Feels like I've been treading water in the same place for so long now, maybe this other blog journey will be the current I'm meant to catch and float away on.

I hope to post three or four days a week at this other site, so myscarletletters may continue to be sporadic. Please keep checking in on me here. Often.

I hope you'll read Less is Bliss and let me know what you think......see you soon. Love you!

01 April 2010

Solve for X and Why

I was born without the Relief gene.

The capacity to fully feel relief eludes me.

I noticed this phenomenon years ago. I experienced a couple of notable personal accomplishments with which I had struggled for an obnoxiously long time and then indeed managed to fully accomplish. "Whew!" Right?

No, instead of feeling that whole body rush of “Holy Shit! I’m done. I did it!” that I anticipated, I felt nothing. Nothing. Flat. Without emotion of any sort. Why is that?

I went back to college in 2000/2001. I did the Barbie-predictable thing; I took the classes I dreaded most, first. Math classes. Two of them. They were both lab classes so I was riding completely on my own motivation. Yikes.

I did not look forward to the math classes. Although I am pretty good at math, there is no joy in it for me. Okay, there might have been a little tiny bit of joy in it for me. Well there it is, I said it. I get math joy sometimes. So what?!

The thing that gives me a little shiver about math is: either you’re right and it’s done.
Or you’re not and you’re not. There is a peaceful place at the end of every correctly worked math problem for me.

I struggled with those two classes. They were set up so you work at your own pace. There were some weeks when my pace could have only been captured by time-lapsed photography. And aside from those regular weeks, it was an especially intense and eventful year.

  • In February 2001, our latest, local earthquake occurred as I sat in that class. Or more accurately, stood at the teacher’s desk begging for help. (This was just prior to the campus being evacuated and me sprinting to my car and driving QUICKLY to get to my kids. They were about forty minutes away and intellectually I knew they were okay, but I’ve never felt so far away from anyone in my life. Before or since.) And now back to our regularly scheduled program…
  • In June of 2001, my son and I were rear ended and pushed into the car ahead of us. Totaled our burgundy, angular Buick La Sabre. (The saddest part of that day was having to down-grade to a stupid, 4-cylinder Pontiac Grand Am. I hated, hated, hated that car!) Both small but stressful traumas.
  • Then September 11, 2001. It was such an emotional year.

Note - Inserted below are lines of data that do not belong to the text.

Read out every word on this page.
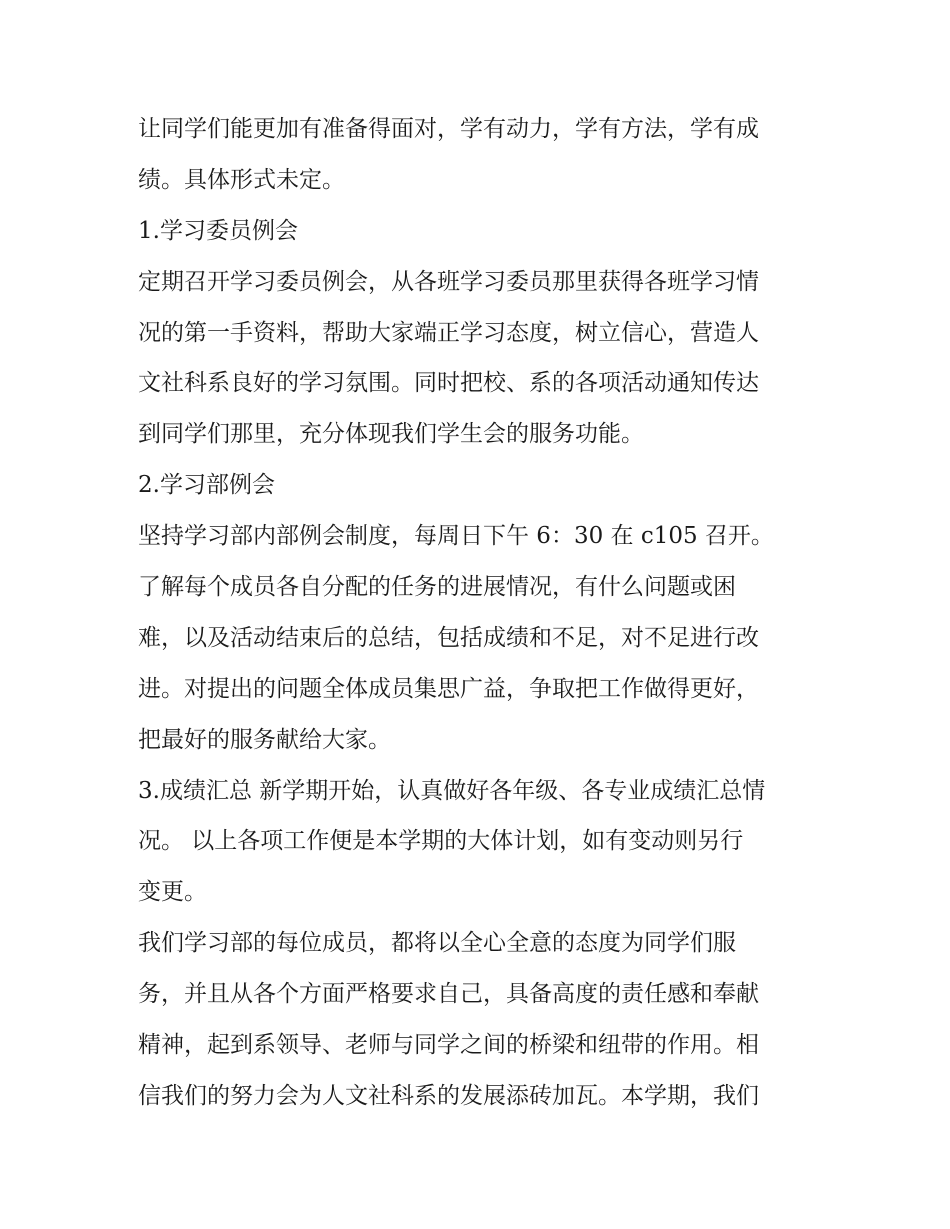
让同学们能更加有准备得面对，学有动力，学有方法，学有成
绩。具体形式未定。
1.学习委员例会
定期召开学习委员例会，从各班学习委员那里获得各班学习情
况的第一手资料，帮助大家端正学习态度，树立信心，营造人
文社科系良好的学习氛围。同时把校、系的各项活动通知传达
到同学们那里，充分体现我们学生会的服务功能。
2.学习部例会
坚持学习部内部例会制度，每周日下午 6：30 在 c105 召开。
了解每个成员各自分配的任务的进展情况，有什么问题或困
难，以及活动结束后的总结，包括成绩和不足，对不足进行改
进。对提出的问题全体成员集思广益，争取把工作做得更好，
把最好的服务献给大家。
3.成绩汇总 新学期开始，认真做好各年级、各专业成绩汇总情
况。 以上各项工作便是本学期的大体计划，如有变动则另行
变更。
我们学习部的每位成员，都将以全心全意的态度为同学们服
务，并且从各个方面严格要求自己，具备高度的责任感和奉献
精神，起到系领导、老师与同学之间的桥梁和纽带的作用。相
信我们的努力会为人文社科系的发展添砖加瓦。本学期，我们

I plugged away at math through out. I worked hard adding, subtracting and other fancy math stuff. Near the end, I could taste the relief ahead. I fantasized nightly about it. I planned a little personal celebration purchase. Something to commemorate.

After the final test, I picked out some pretty hippy dippy dangly pink earrings at a local Crafter’s Mall. I knew I’d think of my accomplishment every time I wore them.

I still have them but now when I look at them, their color seems dingy with negative association.

The wash of relief I longed for, I worked hard for. I trudged through quadratic equations and stupid story problems where people riding trains were headed straight at each other for that anticipated joy. But it never, ever came.

I knew what it should have felt like, what it was supposed to feel like. Intellectually I knew, but emotionally, nothing. I had worked so hard. I was robbed. Who do I talk to about that?

It wasn’t like other things in my life where I'd had the clear sense that I was repressing something and not allowing myself to feel. No, this time I stood still and looked all around. Inside and out. Under stuff. Nothing. The relief was no where to be found.

I don’t wear those earrings often. The memory of non-relief comes flooding back. The flat void of lack. Absence. Disappointment.


I’d noticed it before those math classes and I’ve recognized it many times since. Over time, it's worn me down and I’ve come to allow that it's just the way it is. Some people are born with the capacity to feel the genuine joy of relief and I’m not. When I finish some momentous task that has weighed me down for a prolonged time, I simply move on to the next thing under which I am to be weighed down. I just get dressed in the stress of whatever is next up on the list. Isn't this a terrible system? Man!

I hate when I start a blog post thinking there is going to be some lighthearted, humorous slant to enjoy in the words to come but instead it morphs into a "Look Mom, the brakes must be out in that dump truck that's flying uncontrollably down the curvy mountain road and headed straight for that small woman waving her hands because the bridge is out over the wild river below!" slant instead.

Do you think feeling relief can be a learned behaviour? Do you think spelling some words with an unnecessary 'u' makes me cool?